Elle peina un peu a dégrafer sa robe avec sa main blessée mais finit par y arriver. Il était de toute façon hors de question de demander de l'aide au Vicomte après ce qu'il venait de se passer ! Il aurait bien pu prendre cela pour une invitation.
La robe sale tomba alors au sol et elle ne tarda pas à enfiler la propre.
Elle ressortit donc de sa cachette, un peu moins honteuse.
Après quelques pas elle se laissa tomber sur le lit, regardant quelques instants le plafond.
La pyromane n'était là que depuis peu et pourtant elle s'y sentait bien à Montréal.

Long soupir, Margot s'installa correctement sur son lit, allongée sur le côté de façon à regarder Niall, une main le long du corps, l'autre soutenant sa tête.
Puis, tout naturellement proposa.


- Vous pouvez vous allonger aussi.

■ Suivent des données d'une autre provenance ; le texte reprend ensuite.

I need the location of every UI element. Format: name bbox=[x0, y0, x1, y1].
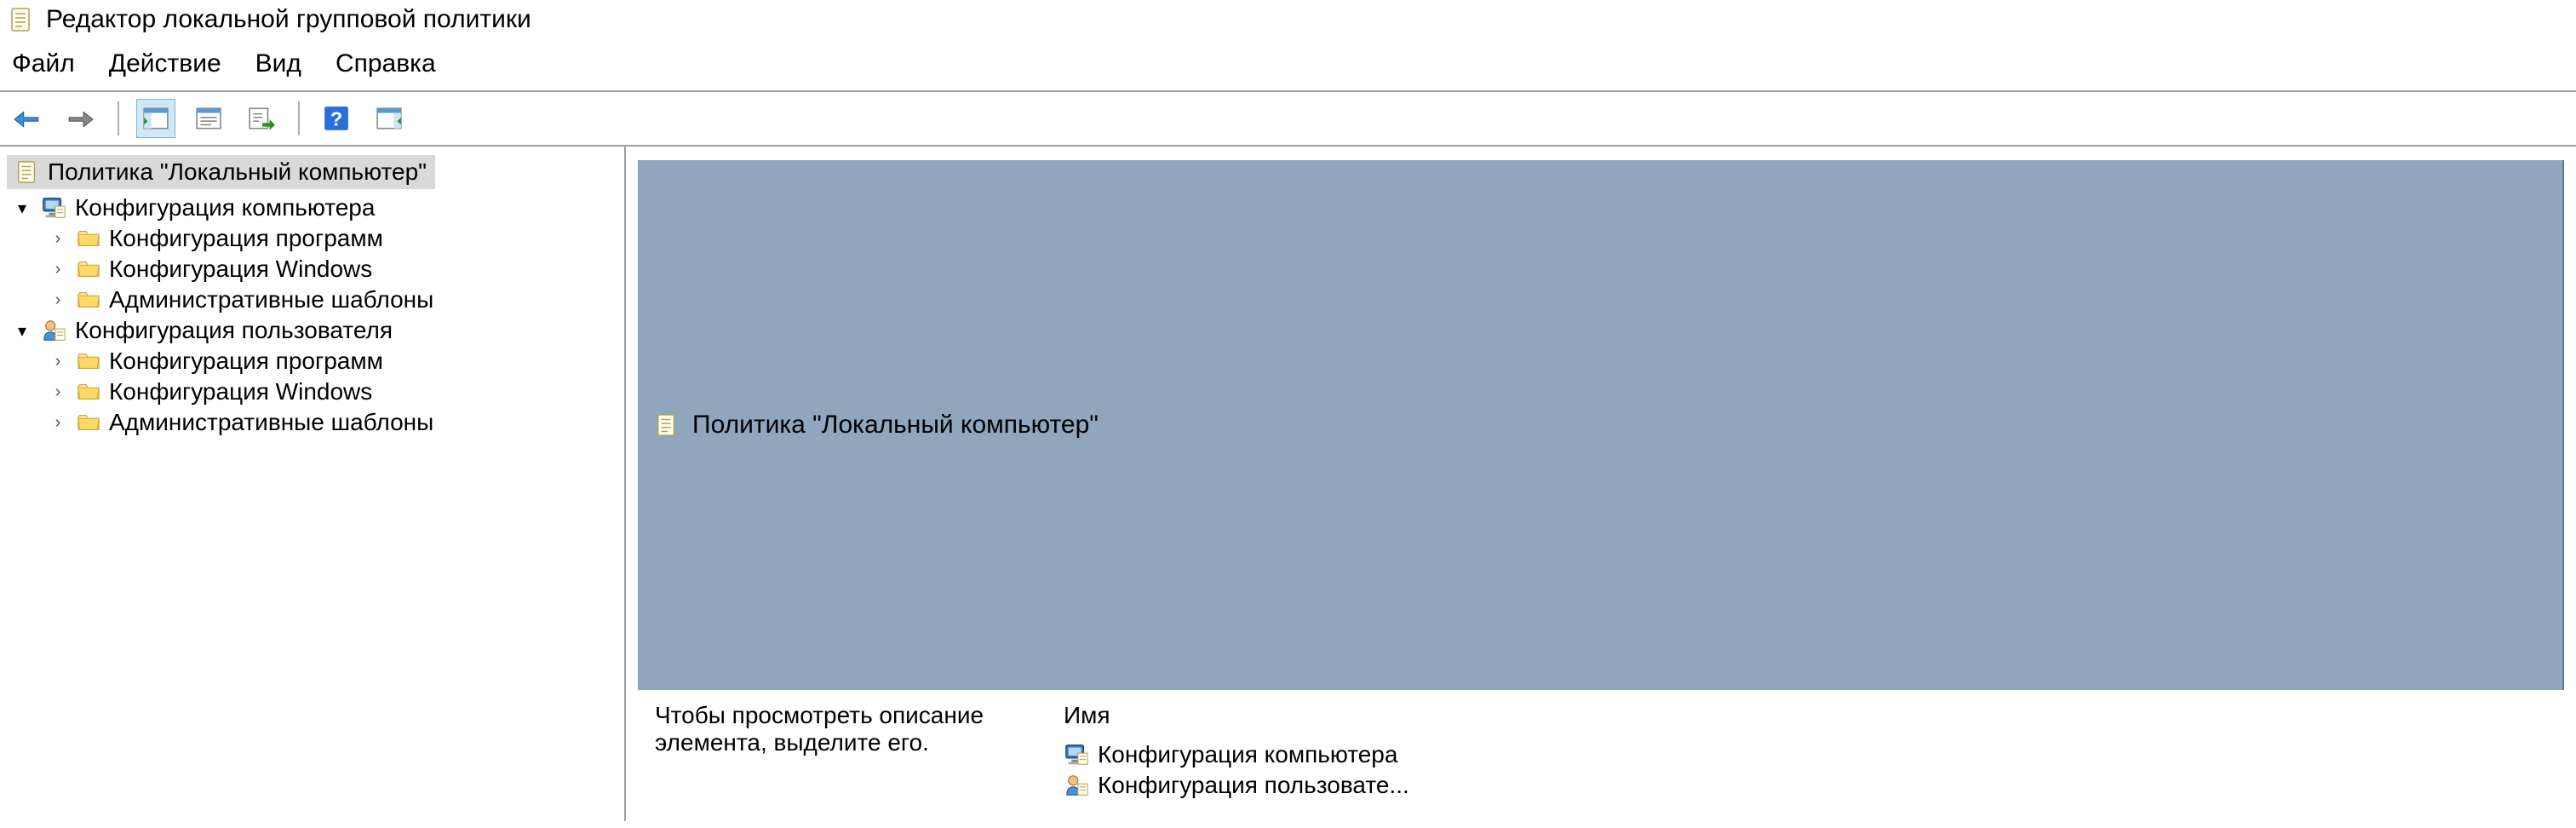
computer-config-icon bbox=[41, 195, 66, 221]
tree-item-user-software[interactable]: › Конфигурация программ bbox=[48, 346, 617, 377]
arrow-left-icon bbox=[14, 105, 42, 132]
toolbar-separator bbox=[118, 101, 119, 135]
tree-item-label: Конфигурация программ bbox=[109, 348, 383, 375]
menubar: Файл Действие Вид Справка bbox=[0, 46, 2576, 92]
tree-item-label: Конфигурация Windows bbox=[109, 378, 372, 405]
list-item-label: Конфигурация пользовате... bbox=[1098, 772, 1409, 799]
tree-item-label: Административные шаблоны bbox=[109, 286, 433, 313]
toolbar-separator bbox=[298, 101, 300, 135]
policy-icon bbox=[15, 160, 39, 184]
chevron-right-icon[interactable]: › bbox=[48, 412, 68, 433]
tree-item-user-windows[interactable]: › Конфигурация Windows bbox=[48, 377, 617, 407]
detail-header-title: Политика "Локальный компьютер" bbox=[692, 411, 1099, 440]
titlebar: Редактор локальной групповой политики bbox=[0, 0, 2576, 46]
window-title: Редактор локальной групповой политики bbox=[46, 5, 531, 34]
chevron-down-icon[interactable]: ▾ bbox=[12, 320, 32, 341]
policy-icon bbox=[655, 413, 679, 437]
forward-button[interactable] bbox=[61, 99, 100, 138]
show-tree-button[interactable] bbox=[136, 99, 175, 138]
help-icon bbox=[323, 105, 350, 132]
column-header-name[interactable]: Имя bbox=[1064, 702, 2547, 729]
folder-icon bbox=[77, 257, 100, 281]
tree-item-user-admin[interactable]: › Административные шаблоны bbox=[48, 407, 617, 438]
detail-list: Имя Конфигурация компьютера Конфигурация… bbox=[1064, 702, 2547, 801]
detail-pane: Политика "Локальный компьютер" Чтобы про… bbox=[626, 147, 2576, 821]
menu-view[interactable]: Вид bbox=[255, 49, 301, 78]
chevron-down-icon[interactable]: ▾ bbox=[12, 198, 32, 218]
detail-body: Чтобы просмотреть описание элемента, выд… bbox=[638, 690, 2564, 813]
list-item-label: Конфигурация компьютера bbox=[1098, 741, 1397, 768]
menu-action[interactable]: Действие bbox=[109, 49, 221, 78]
tree-item-label: Конфигурация Windows bbox=[109, 256, 372, 283]
folder-icon bbox=[77, 349, 100, 373]
menu-file[interactable]: Файл bbox=[12, 49, 75, 78]
folder-icon bbox=[77, 227, 100, 250]
folder-icon bbox=[77, 411, 100, 434]
tree-item-label: Конфигурация программ bbox=[109, 225, 383, 252]
toolbar bbox=[0, 92, 2576, 147]
tree-pane-icon bbox=[142, 105, 169, 132]
chevron-right-icon[interactable]: › bbox=[48, 259, 68, 279]
chevron-right-icon[interactable]: › bbox=[48, 290, 68, 310]
tree-item-computer-windows[interactable]: › Конфигурация Windows bbox=[48, 254, 617, 285]
action-pane-icon bbox=[376, 105, 403, 132]
user-config-icon bbox=[41, 318, 66, 343]
back-button[interactable] bbox=[9, 99, 48, 138]
properties-icon bbox=[195, 105, 222, 132]
tree-item-user-config[interactable]: ▾ Конфигурация пользователя bbox=[12, 315, 617, 346]
export-icon bbox=[248, 105, 275, 132]
folder-icon bbox=[77, 288, 100, 312]
content-area: Политика "Локальный компьютер" ▾ Конфигу… bbox=[0, 147, 2576, 821]
folder-icon bbox=[77, 380, 100, 404]
tree-root[interactable]: Политика "Локальный компьютер" bbox=[7, 155, 435, 189]
properties-button[interactable] bbox=[189, 99, 228, 138]
help-button[interactable] bbox=[317, 99, 356, 138]
detail-header: Политика "Локальный компьютер" bbox=[638, 160, 2564, 690]
tree-item-computer-config[interactable]: ▾ Конфигурация компьютера bbox=[12, 193, 617, 223]
description-text: Чтобы просмотреть описание элемента, выд… bbox=[655, 702, 1013, 801]
tree-item-computer-software[interactable]: › Конфигурация программ bbox=[48, 223, 617, 254]
app-icon bbox=[9, 7, 34, 32]
tree-item-label: Административные шаблоны bbox=[109, 409, 433, 436]
chevron-right-icon[interactable]: › bbox=[48, 351, 68, 371]
chevron-right-icon[interactable]: › bbox=[48, 228, 68, 249]
user-config-icon bbox=[1064, 773, 1089, 798]
tree-item-label: Конфигурация компьютера bbox=[75, 194, 375, 221]
arrow-right-icon bbox=[67, 105, 95, 132]
tree-item-label: Конфигурация пользователя bbox=[75, 317, 393, 344]
show-actionpane-button[interactable] bbox=[370, 99, 409, 138]
list-item-user-config[interactable]: Конфигурация пользовате... bbox=[1064, 770, 2547, 801]
chevron-right-icon[interactable]: › bbox=[48, 382, 68, 402]
menu-help[interactable]: Справка bbox=[336, 49, 436, 78]
computer-config-icon bbox=[1064, 742, 1089, 768]
export-list-button[interactable] bbox=[242, 99, 281, 138]
list-item-computer-config[interactable]: Конфигурация компьютера bbox=[1064, 739, 2547, 770]
tree-pane: Политика "Локальный компьютер" ▾ Конфигу… bbox=[0, 147, 626, 821]
tree-item-computer-admin[interactable]: › Административные шаблоны bbox=[48, 285, 617, 315]
tree-root-label: Политика "Локальный компьютер" bbox=[48, 158, 427, 186]
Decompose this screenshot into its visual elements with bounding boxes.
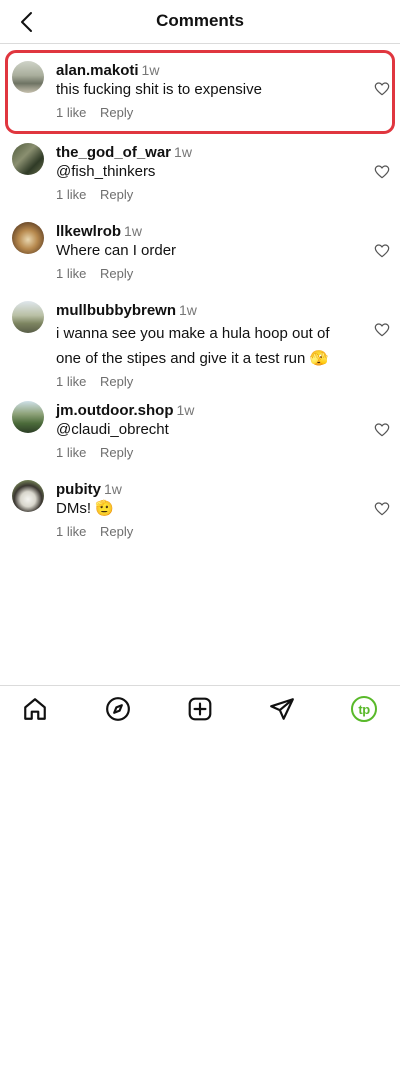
comment-age: 1w: [104, 481, 122, 497]
comment-age: 1w: [179, 302, 197, 318]
avatar[interactable]: [12, 143, 44, 175]
bottom-tab-bar: tp: [0, 685, 400, 731]
comment-item: llkewlrob 1w Where can I order 1 like Rep…: [0, 215, 400, 294]
like-count[interactable]: 1 like: [56, 445, 86, 460]
comment-item: mullbubbybrewn 1w i wanna see you make a …: [0, 294, 400, 394]
comment-text: i wanna see you make a hula hoop out of …: [56, 325, 330, 367]
heart-outline-icon[interactable]: [374, 422, 390, 438]
avatar[interactable]: [12, 301, 44, 333]
heart-outline-icon[interactable]: [374, 243, 390, 259]
avatar[interactable]: [12, 222, 44, 254]
heart-outline-icon[interactable]: [374, 501, 390, 517]
reply-button[interactable]: Reply: [100, 374, 133, 389]
tp-avatar-icon[interactable]: tp: [351, 696, 377, 722]
comment-username[interactable]: jm.outdoor.shop: [56, 402, 174, 419]
reply-button[interactable]: Reply: [100, 187, 133, 202]
like-count[interactable]: 1 like: [56, 266, 86, 281]
page-title: Comments: [156, 11, 244, 30]
comment-item: pubity 1w DMs! 🫡 1 like Reply: [0, 473, 400, 552]
comment-item: the_god_of_war 1w @fish_thinkers 1 like R…: [0, 136, 400, 215]
send-icon[interactable]: [269, 696, 295, 722]
comment-text: @claudi_obrecht: [56, 421, 169, 438]
reply-button[interactable]: Reply: [100, 266, 133, 281]
comment-item: alan.makoti 1w this fucking shit is to ex…: [5, 50, 395, 134]
comment-text: DMs! 🫡: [56, 500, 114, 517]
like-count[interactable]: 1 like: [56, 524, 86, 539]
compass-icon[interactable]: [105, 696, 131, 722]
comment-age: 1w: [124, 223, 142, 239]
comment-username[interactable]: pubity: [56, 481, 101, 498]
heart-outline-icon[interactable]: [374, 81, 390, 97]
reply-button[interactable]: Reply: [100, 524, 133, 539]
like-count[interactable]: 1 like: [56, 187, 86, 202]
avatar[interactable]: [12, 61, 44, 93]
avatar[interactable]: [12, 480, 44, 512]
header-bar: Comments: [0, 0, 400, 44]
like-count[interactable]: 1 like: [56, 374, 86, 389]
comment-username[interactable]: alan.makoti: [56, 62, 139, 79]
comment-age: 1w: [141, 62, 160, 78]
comment-username[interactable]: llkewlrob: [56, 223, 121, 240]
home-icon[interactable]: [22, 696, 48, 722]
plus-square-icon[interactable]: [187, 696, 213, 722]
comment-item: jm.outdoor.shop 1w @claudi_obrecht 1 like…: [0, 394, 400, 473]
comment-age: 1w: [174, 144, 192, 160]
profile-initials: tp: [358, 701, 370, 717]
comment-age: 1w: [176, 402, 195, 418]
heart-outline-icon[interactable]: [374, 322, 390, 338]
comment-text: @fish_thinkers: [56, 163, 156, 180]
reply-button[interactable]: Reply: [100, 105, 133, 120]
comment-list: alan.makoti 1w this fucking shit is to ex…: [0, 50, 400, 552]
like-count[interactable]: 1 like: [56, 105, 86, 120]
reply-button[interactable]: Reply: [100, 445, 133, 460]
comment-username[interactable]: mullbubbybrewn: [56, 302, 176, 319]
avatar[interactable]: [12, 401, 44, 433]
comment-text: Where can I order: [56, 242, 177, 259]
comment-username[interactable]: the_god_of_war: [56, 144, 171, 161]
heart-outline-icon[interactable]: [374, 164, 390, 180]
comment-text: this fucking shit is to expensive: [56, 81, 262, 98]
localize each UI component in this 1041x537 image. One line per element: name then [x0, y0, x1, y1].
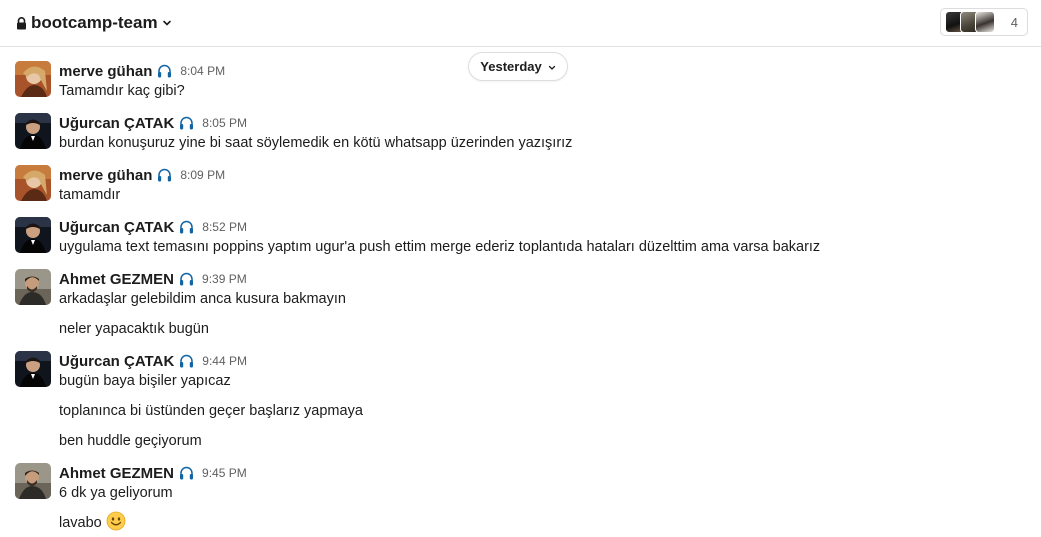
channel-title-button[interactable]: bootcamp-team — [16, 12, 172, 34]
slightly-smiling-face-icon — [106, 511, 126, 537]
timestamp[interactable]: 8:05 PM — [202, 116, 247, 130]
author-name[interactable]: Uğurcan ÇATAK — [59, 115, 174, 132]
author-name[interactable]: Uğurcan ÇATAK — [59, 353, 174, 370]
avatar[interactable] — [15, 61, 51, 97]
message-text: 6 dk ya geliyorum — [59, 485, 173, 501]
avatar[interactable] — [15, 113, 51, 149]
message-text: uygulama text temasını poppins yaptım ug… — [59, 239, 821, 255]
author-name[interactable]: Ahmet GEZMEN — [59, 271, 174, 288]
avatar[interactable] — [15, 217, 51, 253]
message-text: bugün baya bişiler yapıcaz — [59, 373, 231, 389]
headphones-icon — [179, 220, 195, 235]
message-text: ben huddle geçiyorum — [59, 433, 202, 449]
message-text: toplanınca bi üstünden geçer başlarız ya… — [59, 403, 363, 419]
author-name[interactable]: merve gühan — [59, 63, 152, 80]
timestamp[interactable]: 8:04 PM — [180, 64, 225, 78]
headphones-icon — [179, 272, 194, 287]
members-button[interactable]: 4 — [940, 8, 1028, 36]
message-text: burdan konuşuruz yine bi saat söylemedik… — [59, 135, 573, 151]
clipped-previous-message — [60, 41, 190, 47]
avatar[interactable] — [15, 165, 51, 201]
timestamp[interactable]: 9:45 PM — [202, 466, 247, 480]
channel-name: bootcamp-team — [31, 13, 158, 32]
author-name[interactable]: Uğurcan ÇATAK — [59, 219, 174, 236]
member-count: 4 — [1010, 14, 1018, 30]
headphones-icon — [179, 116, 195, 131]
avatar[interactable] — [15, 463, 51, 499]
member-avatar-3 — [975, 11, 995, 33]
timestamp[interactable]: 8:09 PM — [180, 168, 225, 182]
timestamp[interactable]: 9:39 PM — [202, 272, 247, 286]
date-divider-button[interactable]: Yesterday — [468, 52, 568, 81]
timestamp[interactable]: 9:44 PM — [202, 354, 247, 368]
chevron-down-icon — [162, 19, 172, 27]
message-text: neler yapacaktık bugün — [59, 321, 209, 337]
lock-icon — [16, 16, 27, 30]
timestamp[interactable]: 8:52 PM — [202, 220, 247, 234]
date-divider-label: Yesterday — [480, 59, 542, 74]
message-text: tamamdır — [59, 187, 121, 203]
channel-header: bootcamp-team 4 — [0, 0, 1041, 47]
message-text: Tamamdır kaç gibi? — [59, 83, 185, 99]
headphones-icon — [179, 466, 194, 481]
headphones-icon — [157, 64, 173, 79]
author-name[interactable]: merve gühan — [59, 167, 152, 184]
avatar[interactable] — [15, 269, 51, 305]
headphones-icon — [157, 168, 173, 183]
chevron-down-icon — [548, 59, 556, 74]
avatar[interactable] — [15, 351, 51, 387]
author-name[interactable]: Ahmet GEZMEN — [59, 465, 174, 482]
headphones-icon — [179, 354, 195, 369]
message-text-row: lavabo — [59, 511, 126, 531]
message-text: arkadaşlar gelebildim anca kusura bakmay… — [59, 291, 346, 307]
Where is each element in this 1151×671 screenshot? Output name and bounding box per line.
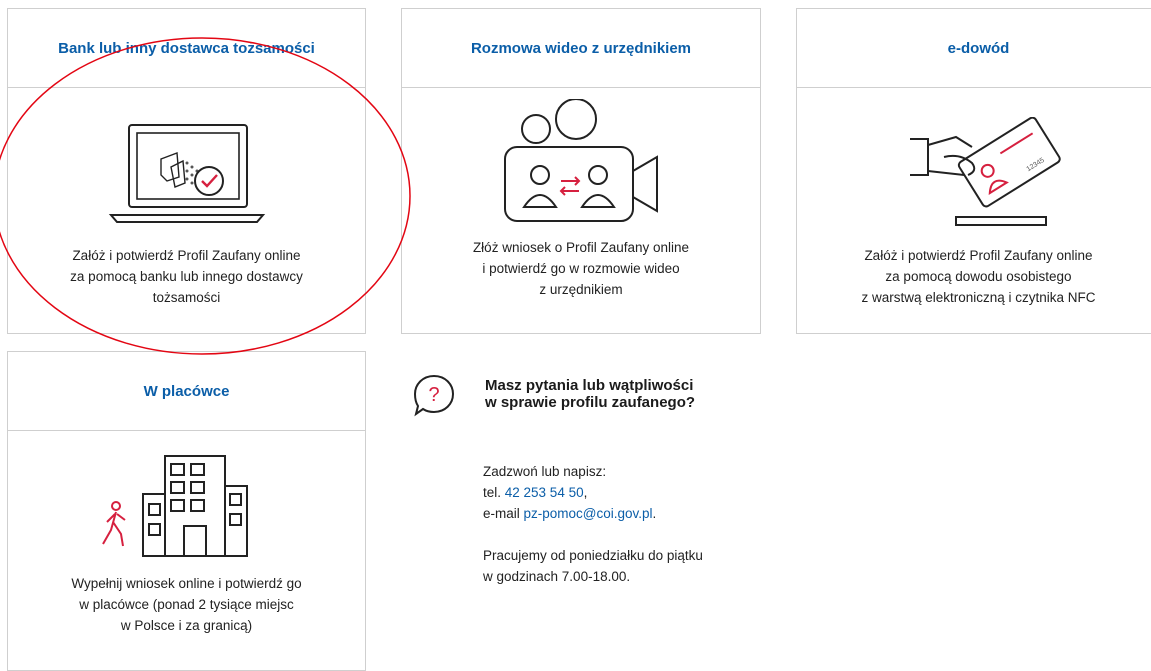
card-video[interactable]: Rozmowa wideo z urzędnikiem Złóż wniosek…	[401, 8, 761, 334]
video-call-icon	[402, 99, 760, 229]
hours-line: Pracujemy od poniedziałku do piątku	[483, 548, 703, 563]
card-title[interactable]: Bank lub inny dostawca tożsamości	[8, 9, 365, 88]
desc-line: za pomocą dowodu osobistego	[885, 269, 1072, 284]
card-title[interactable]: W placówce	[8, 352, 365, 431]
help-contact: Zadzwoń lub napisz: tel. 42 253 54 50, e…	[483, 461, 783, 587]
card-office[interactable]: W placówce Wypełnij wniosek online i pot…	[7, 351, 366, 671]
desc-line: za pomocą banku lub innego dostawcy	[70, 269, 303, 284]
hours-line: w godzinach 7.00-18.00.	[483, 569, 631, 584]
desc-line: w placówce (ponad 2 tysiące miejsc	[79, 597, 294, 612]
id-card-hand-icon: 12345	[797, 117, 1151, 229]
contact-intro: Zadzwoń lub napisz:	[483, 464, 607, 479]
card-description: Załóż i potwierdź Profil Zaufany online …	[797, 245, 1151, 308]
phone-line: tel. 42 253 54 50,	[483, 485, 588, 500]
card-title[interactable]: Rozmowa wideo z urzędnikiem	[402, 9, 760, 88]
desc-line: Załóż i potwierdź Profil Zaufany online	[864, 248, 1093, 263]
desc-line: z urzędnikiem	[539, 282, 623, 297]
desc-line: w Polsce i za granicą)	[120, 618, 253, 633]
card-description: Załóż i potwierdź Profil Zaufany online …	[8, 245, 365, 308]
desc-line: Złóż wniosek o Profil Zaufany online	[472, 240, 690, 255]
laptop-check-icon	[8, 123, 365, 233]
desc-line: z warstwą elektroniczną i czytnika NFC	[861, 290, 1096, 305]
desc-line: i potwierdź go w rozmowie wideo	[482, 261, 680, 276]
phone-link[interactable]: 42 253 54 50	[505, 485, 584, 500]
email-link[interactable]: pz-pomoc@coi.gov.pl	[524, 506, 653, 521]
card-description: Złóż wniosek o Profil Zaufany online i p…	[402, 237, 760, 300]
card-bank[interactable]: Bank lub inny dostawca tożsamości Załóż …	[7, 8, 366, 334]
card-description: Wypełnij wniosek online i potwierdź go w…	[8, 573, 365, 636]
desc-line: Wypełnij wniosek online i potwierdź go	[71, 576, 302, 591]
office-building-icon	[8, 450, 365, 560]
desc-line: tożsamości	[152, 290, 221, 305]
email-line: e-mail pz-pomoc@coi.gov.pl.	[483, 506, 657, 521]
help-title: Masz pytania lub wątpliwości w sprawie p…	[485, 377, 696, 411]
question-bubble-icon: ?	[411, 372, 457, 423]
desc-line: Załóż i potwierdź Profil Zaufany online	[72, 248, 301, 263]
card-edowod[interactable]: e-dowód 12345 Załóż i potwierdź Profil Z…	[796, 8, 1151, 334]
svg-text:?: ?	[428, 384, 439, 406]
card-title[interactable]: e-dowód	[797, 9, 1151, 88]
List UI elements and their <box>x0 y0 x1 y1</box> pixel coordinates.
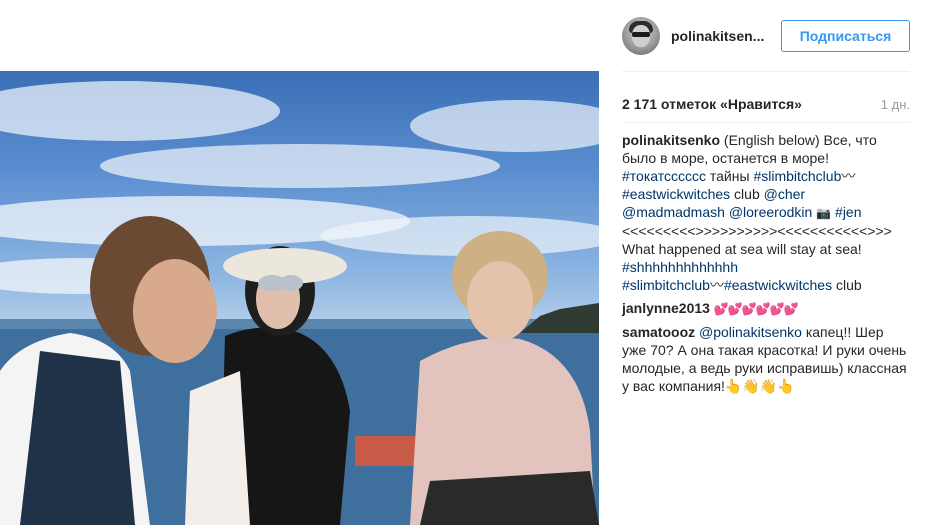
caption-text-2: тайны <box>706 168 754 184</box>
caption-text-4: club <box>730 186 764 202</box>
caption: polinakitsenko (English below) Все, что … <box>622 131 910 294</box>
likes-divider <box>622 122 910 123</box>
caption-english: What happened at sea will stay at sea! <box>622 241 862 257</box>
hashtag-link[interactable]: #eastwickwitches <box>724 277 832 293</box>
wave-glyph: 〰 <box>709 277 724 293</box>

Réalisant que sa phrase portait à confusion elle se reprit toute suite.

- Ohhh juste pour vous reposer ! Ne croyez pas que je dis cela en ayant des idées derrières la tête !

Plus sincère que jamais, cette proposition était complètement innocente et sans aucun sous entendu … Elle espérait bien que le brun n'en douterait pas …

- J'ai emmené des livres sinon … Dites-moi si vous en voulez.

Elle espérait bien une réponse positive à l'une de ses propositions … Se faire observer par le Vicomte pendant qu'elle dormait … Pour sûr que ça la gênerait !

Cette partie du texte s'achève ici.